Where the Rubber Hits the Road
May 1, 2001
Kim A. O'Connell
No less than 31 million scrap tires are generated and disposed of in the state of California each year. As a result, illegal dumping of tires has become a major problem in the state, which also has experienced devastating tire fires and its attendant pollution. The California Integrated Waste Management Board (CIWMB), Sacramento, has started a waste/used tire program to counteract this growing problem.

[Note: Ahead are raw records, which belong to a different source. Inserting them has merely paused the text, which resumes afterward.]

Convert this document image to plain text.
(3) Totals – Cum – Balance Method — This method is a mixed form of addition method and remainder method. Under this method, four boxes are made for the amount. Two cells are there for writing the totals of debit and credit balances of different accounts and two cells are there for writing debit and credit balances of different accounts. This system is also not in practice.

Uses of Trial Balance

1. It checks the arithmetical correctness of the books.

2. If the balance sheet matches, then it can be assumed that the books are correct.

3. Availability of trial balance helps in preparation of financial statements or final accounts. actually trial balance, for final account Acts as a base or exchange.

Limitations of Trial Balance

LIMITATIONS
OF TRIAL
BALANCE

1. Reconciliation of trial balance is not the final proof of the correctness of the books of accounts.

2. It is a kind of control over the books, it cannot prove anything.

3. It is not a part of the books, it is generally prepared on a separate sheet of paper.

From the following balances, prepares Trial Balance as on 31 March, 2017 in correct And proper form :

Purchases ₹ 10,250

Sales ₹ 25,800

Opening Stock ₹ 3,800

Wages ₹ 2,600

The program contains two major components: the Permitting, Enforcement and Hauler Registration Program, and the Market Development and Recycling Program. The permitting program monitors facilities that store waste tires and those who haul them. Facilities operating without a permit or outside the conditions of their permit, and persons found illegally dumping tires, are subject to enforcement. Additionally, any person hauling or transporting 10 waste/used tires or more must be registered with the board.
The market development program develops uses for waste tires such as feedstock in power generation plants, crumb rubber used in playgrounds and running tracks, and landfill daily cover. Waste tires also are increasingly being used in engineered projects to shore up levies, in septic leach lines as a replacement for gravel, and, particularly important for California, in areas subject to landslides and erosion.
Recently, the state has increased the fee charged on new tires to fund the tire program. “At the beginning of the waste/used tire program, the state was charging 25 cents per new tire purchased in the state of California to fund the waste/used tire program,” says Cody Begley, manager of CIWMB's tire permitting program. “Unfortunately, this wasn't enough money to fund tire pile cleanups, enforcement actions, permitting of facilities, development of markets and recycling facilities.”
As of this January, however, the legislature has raised the tire free from $0.25 to $1 for every new tire, and required the development of an electronic database and tracking system to better monitor tire hauling and disposal.
The program is going international too. CIWMB now is working with Mexico to develop a program that deals with environmental issues along the border — including waste tires.